Without a “legal financial mechanism in place to pay the workers,” the AP reports, the cathedral has relied on a charity foundation for initial funds. The Friends of Notre Dame de Paris, established in 2017, is transferring more than $4 million to cover the “first stage of restorations,” says foundation president Michel Picaud. About 90 percent of its contributions have come from Americans, he says, adding, “Americans are very generous toward Notre Dame, and the monument is very loved in America. Six out of our 11 board members are residents in the U.S.”

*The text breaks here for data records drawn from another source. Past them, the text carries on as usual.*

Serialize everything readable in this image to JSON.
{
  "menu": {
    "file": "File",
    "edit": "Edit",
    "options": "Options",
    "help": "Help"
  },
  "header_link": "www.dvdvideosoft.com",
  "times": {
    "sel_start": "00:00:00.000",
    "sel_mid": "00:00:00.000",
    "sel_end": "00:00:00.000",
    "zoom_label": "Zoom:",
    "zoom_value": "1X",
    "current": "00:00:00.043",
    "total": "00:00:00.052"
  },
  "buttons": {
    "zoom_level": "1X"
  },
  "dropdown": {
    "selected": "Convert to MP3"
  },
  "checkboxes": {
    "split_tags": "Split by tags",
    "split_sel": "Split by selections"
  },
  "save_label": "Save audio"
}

French President Emmanuel Macron wants the cathedral fixed by the 2024 Paris Olympics, but some experts say work could take decades. Stylistic debates are underway, as architects consider adding modern touches to the edifice. Those uncertainties, as well as France’s complex labor laws, all factor in to donor delays.
“It’s not as brutal as it sounds”
Representatives of French companies admit they’re waiting to see how work progresses. One, who requested anonymity, says rich donors want to contribute to long-standing structures, not to behind-the-scenes cleaning tasks.

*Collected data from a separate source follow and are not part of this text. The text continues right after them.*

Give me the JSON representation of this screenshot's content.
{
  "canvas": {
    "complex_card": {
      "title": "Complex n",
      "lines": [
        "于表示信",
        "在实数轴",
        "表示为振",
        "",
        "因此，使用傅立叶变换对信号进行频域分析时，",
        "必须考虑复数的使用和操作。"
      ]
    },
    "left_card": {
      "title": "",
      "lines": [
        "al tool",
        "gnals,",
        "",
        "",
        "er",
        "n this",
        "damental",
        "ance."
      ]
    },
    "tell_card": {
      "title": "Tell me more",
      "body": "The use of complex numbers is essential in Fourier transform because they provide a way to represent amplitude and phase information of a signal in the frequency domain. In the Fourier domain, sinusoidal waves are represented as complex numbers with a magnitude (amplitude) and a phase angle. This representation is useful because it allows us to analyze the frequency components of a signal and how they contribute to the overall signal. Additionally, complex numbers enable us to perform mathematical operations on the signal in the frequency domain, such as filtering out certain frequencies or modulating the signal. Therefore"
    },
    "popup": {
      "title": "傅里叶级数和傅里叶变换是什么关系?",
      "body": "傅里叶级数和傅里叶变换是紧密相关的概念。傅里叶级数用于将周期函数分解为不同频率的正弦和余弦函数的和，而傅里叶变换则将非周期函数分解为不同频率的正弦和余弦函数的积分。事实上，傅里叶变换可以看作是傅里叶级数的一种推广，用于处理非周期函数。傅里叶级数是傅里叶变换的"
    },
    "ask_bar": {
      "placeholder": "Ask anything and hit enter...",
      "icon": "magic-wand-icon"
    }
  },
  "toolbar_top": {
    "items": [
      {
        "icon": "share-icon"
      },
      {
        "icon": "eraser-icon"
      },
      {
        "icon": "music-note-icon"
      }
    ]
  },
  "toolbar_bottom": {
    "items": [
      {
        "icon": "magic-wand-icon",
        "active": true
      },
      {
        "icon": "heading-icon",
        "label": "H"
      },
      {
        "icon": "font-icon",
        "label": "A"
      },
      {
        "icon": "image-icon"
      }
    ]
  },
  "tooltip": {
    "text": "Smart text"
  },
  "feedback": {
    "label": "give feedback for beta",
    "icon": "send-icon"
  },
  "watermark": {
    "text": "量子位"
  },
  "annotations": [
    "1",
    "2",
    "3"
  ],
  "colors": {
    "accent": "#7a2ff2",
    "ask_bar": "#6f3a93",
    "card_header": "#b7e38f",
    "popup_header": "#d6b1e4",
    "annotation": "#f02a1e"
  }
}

L’Oreal’s Bettencourt Schueller Foundation says it wants to ensure contributions “fit the foundation’s specific ethos, which supports craftsmanship in art,” according to the AP.

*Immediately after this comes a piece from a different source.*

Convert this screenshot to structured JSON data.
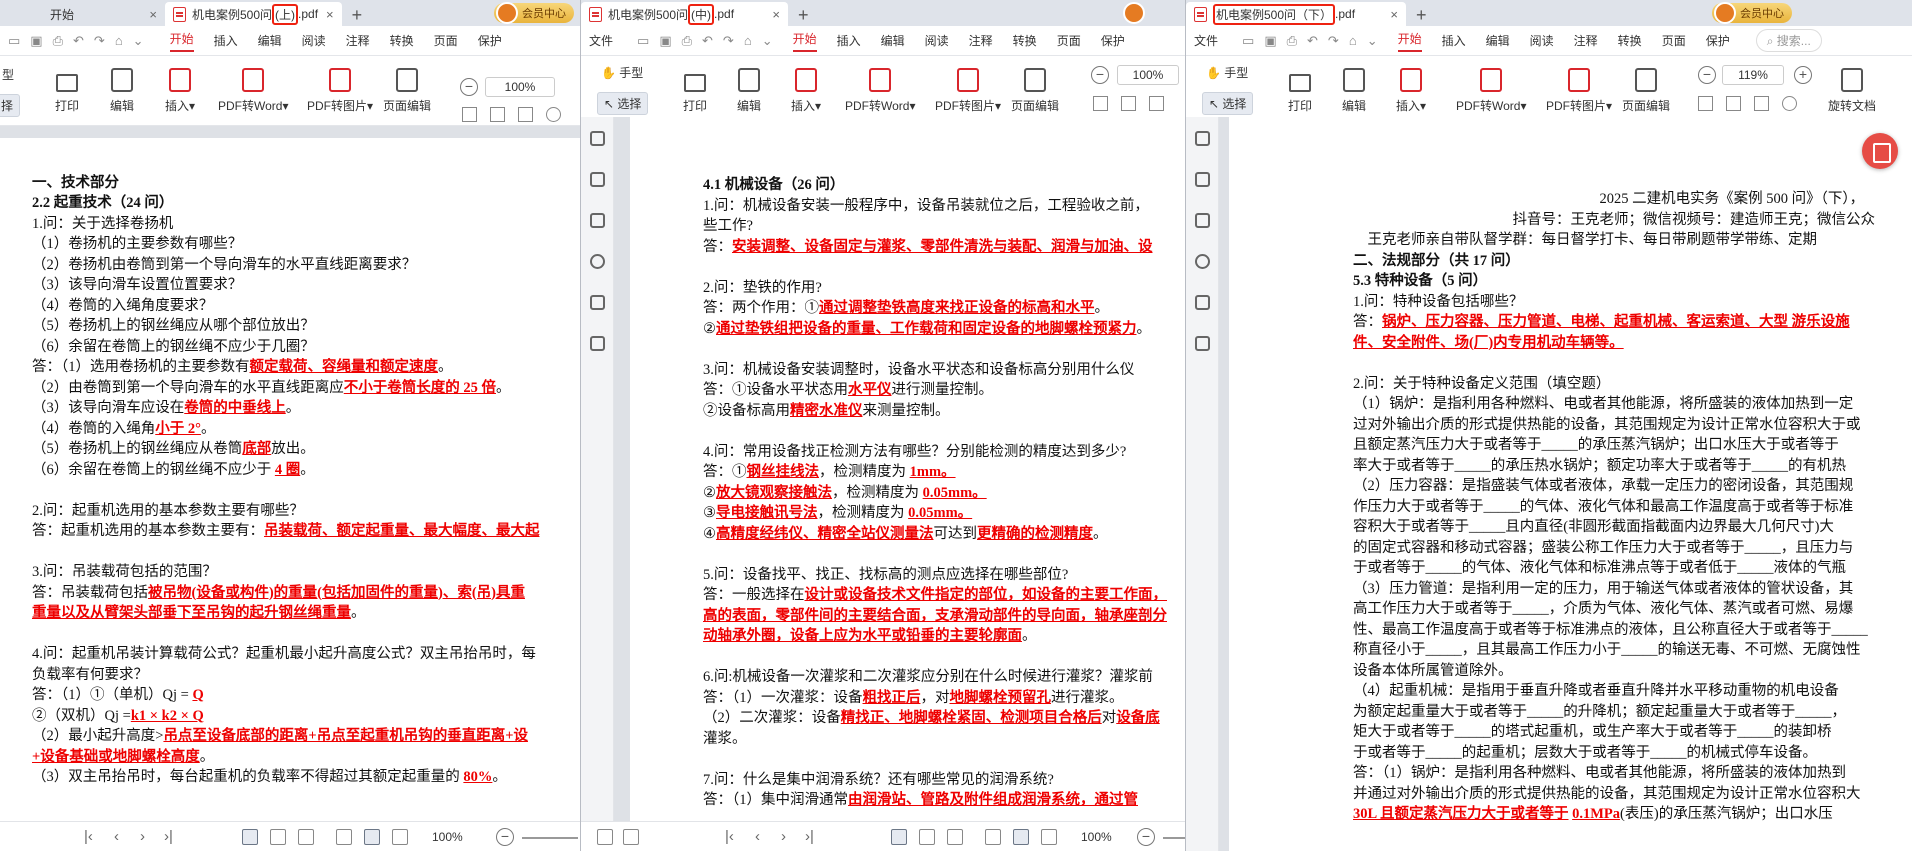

Celia Verot, director general of the foundation established by energy firm Total, says, “How the funds will be used by the state is the big question. It’s not as brutal as it sounds, but it’s a voluntary donation so the companies are waiting for the government’s vision to see what precisely they want to fund. It’s our function as the intermediary to know that the money is directed in line with the donor’s wishes.”
One of Notre Dame’s chief guides, Olivier de Challus, says reconstruction decisions will hinge on experts’ yet-to-be-completed structural findings. “It doesn’t matter that the big donors haven’t yet paid,” he says, “because the choices about the spire and the major architectural decisions will happen probably late in 2020. That’s when the large sums of money will be required.”